What was slowly beginning to surface in Reid’s mind was his suspicion that the journal was not written by Amy at all, but her mother. He recalled Lena showing him the birthday card and the wish list of gifts, the neat looped handwriting in the schoolbooks and diaries, but as far as he could see little of the handwriting in the journal matched the known samples of Amy’s. He wondered how much Lena had helped Amy learn to write when she was younger and whether this had in some way created a slight similarity, but he was also aware that different alters would write in different styles.
He knew it was going to be difficult to prove, and without being given any official clearance to investigate further he needed to uncover more evidence on his own. He had now established that Lena Fulford, through her University studies, would have knowledge of deadly mushrooms, but he needed more than the possession of the Encyclopaedia to implicate her and prove his theory that it was she herself who had written the journal – and been the one who had poisoned the victims.

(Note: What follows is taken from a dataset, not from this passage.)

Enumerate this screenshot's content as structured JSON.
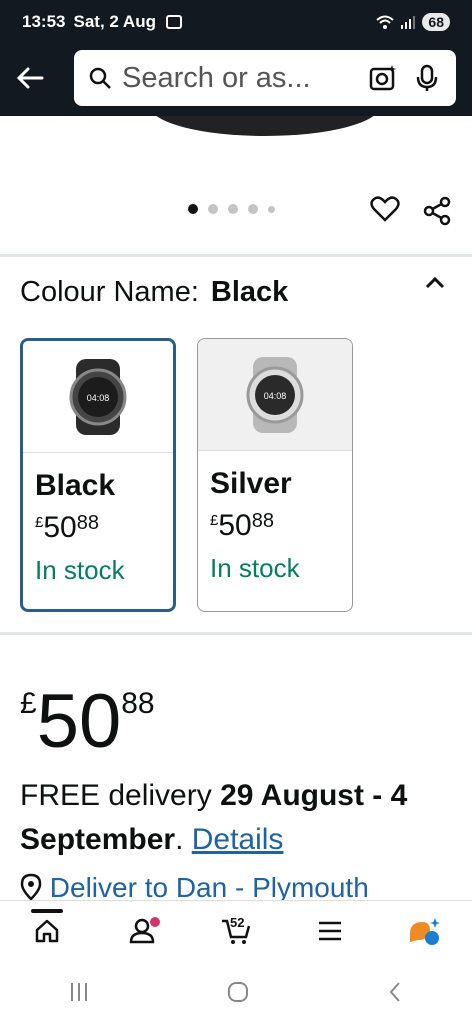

All his previous unanswered questions that he had put aside now began to haunt him again, and above all he knew he needed to prove that Amy was of perfectly sound mind and therefore not the real author of the journal. He started to work out a list of people he needed to re-interview and one name he ringed as being of prime interest was Miss Josephine Polka.
By now it was after eleven and pointless to try and arrange anything, so he went to bed, determined that the following day he would, with or without permission, begin his own investigation. His present case could easily be handled by DS Lane or DC Wey.
He knew with dreadful certainty that if he was correct, then the enemies still alive – Agnes Moors, her daughter Natalie, Serena Newman and Miss Polka – would be in the most terrible danger.